The commissioner would not commit to releasing the findings of the NHL’s investigation once the court process has finished.

Friday’s news conference was the first time the commissioner had revealed substantive details of the NHL’s internal investigation since the league launched it a year-and-a-half ago. Mr. Bettman confirmed a report in The Globe and Mail that the league had hired Camille Olson to run the probe. Ms. Olson is a prominent American labour and employment lawyer, who in 2021 was recognized by the National Law Journal as one of the United States’ “trailblazers” in crisis management. Mr. Bettman said her investigation took 12 months to complete.

Ms. Olson had conducted other investigations for the league in the past, Mr. Bettman said. He added that all 22 members of the 2018 junior team were interviewed for the investigation, as well as other people “who were willing to participate.”

The complainant in the sexual-assault case, a woman identified in court records as E.M., was contacted but declined to be interviewed, Mr. Bettman said.

The commissioner said the investigation was complicated in part because two other probes – one from the London police and one from Hockey Canada, conducted by Danielle Robitaille of Henein Hutchison Robitaille LLP – were proceeding at the same time.

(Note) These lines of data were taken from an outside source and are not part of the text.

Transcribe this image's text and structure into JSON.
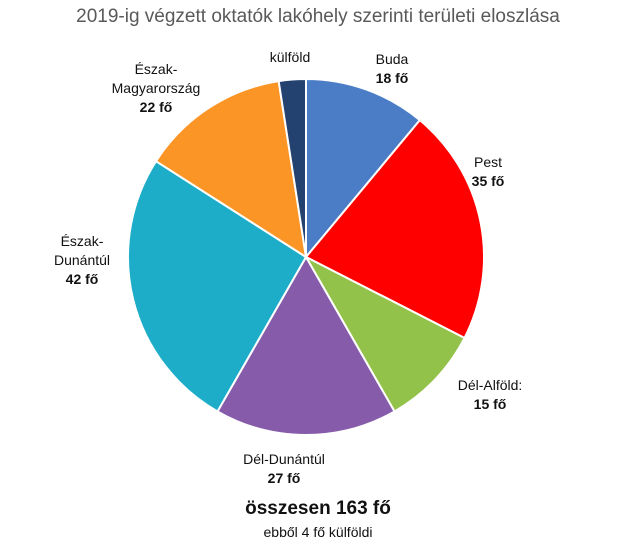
{
  "chart_data": {
    "type": "pie",
    "title": "2019-ig végzett oktatók lakóhely szerinti területi eloszlása",
    "slices": [
      {
        "label": "Buda",
        "value": 18,
        "value_label": "18 fő",
        "color": "#4a7dc6"
      },
      {
        "label": "Pest",
        "value": 35,
        "value_label": "35 fő",
        "color": "#ff0000"
      },
      {
        "label": "Dél-Alföld:",
        "value": 15,
        "value_label": "15 fő",
        "color": "#92c24a"
      },
      {
        "label": "Dél-Dunántúl",
        "value": 27,
        "value_label": "27 fő",
        "color": "#865caa"
      },
      {
        "label": "Észak-\nDunántúl",
        "value": 42,
        "value_label": "42 fő",
        "color": "#1eadc9"
      },
      {
        "label": "Észak-\nMagyarország",
        "value": 22,
        "value_label": "22 fő",
        "color": "#fb9526"
      },
      {
        "label": "külföld",
        "value": 4,
        "value_label": "",
        "color": "#24426f"
      }
    ],
    "total_label": "összesen 163 fő",
    "total_note": "ebből 4 fő külföldi",
    "legend": "none"
  }
}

The events at the centre of all three investigations began on June 18, 2018, the night of a Hockey Canada fundraising gala in London, Ont., in which members of the national junior team were honoured for their gold-medal win at the world championships several months earlier.

E.M. told police that she met some of the players at a bar that night after the event. She alleges that she eventually left with one of the men and had consensual sex with him in his hotel room, but that without her knowledge he invited some of his teammates into the room. She alleges that over the course of the next several hours she was sexually assaulted and humiliated.

She reported the incident to police immediately, but an initial investigation was closed without charges in February, 2019. The incident didn’t become public knowledge for another three years.

In April, 2022, E.M. filed a $3.55-million lawsuit against Hockey Canada, the Canadian Hockey League and eight players that were not identified by name in her claim. A month later, TSN reported that Hockey Canada had settled the lawsuit for an undisclosed amount.

The NHL’s investigation probed whether any of the players present that night were in violation of the league’s code of conduct, a much lower threshold of wrongdoing than a criminal charge. At Friday’s news conference, Mr. Bettman declined to say whether the investigation had made any findings against any players not charged by police.

When asked whether such findings could be released, he said, “We don’t know exactly what the judicial process is going to be. As I indicated in my remarks, we interviewed all of the players from that team.”

Deputy NHL commissioner Bill Daly, who was also at the news conference, said the teams were not updated about the status of the investigation or any of the information that Ms. Olson learned during the course of her interviews.

“So they were flying in the dark for the entire part of that process. The only things they may have known is what the players may have told them,” Mr. Daly said.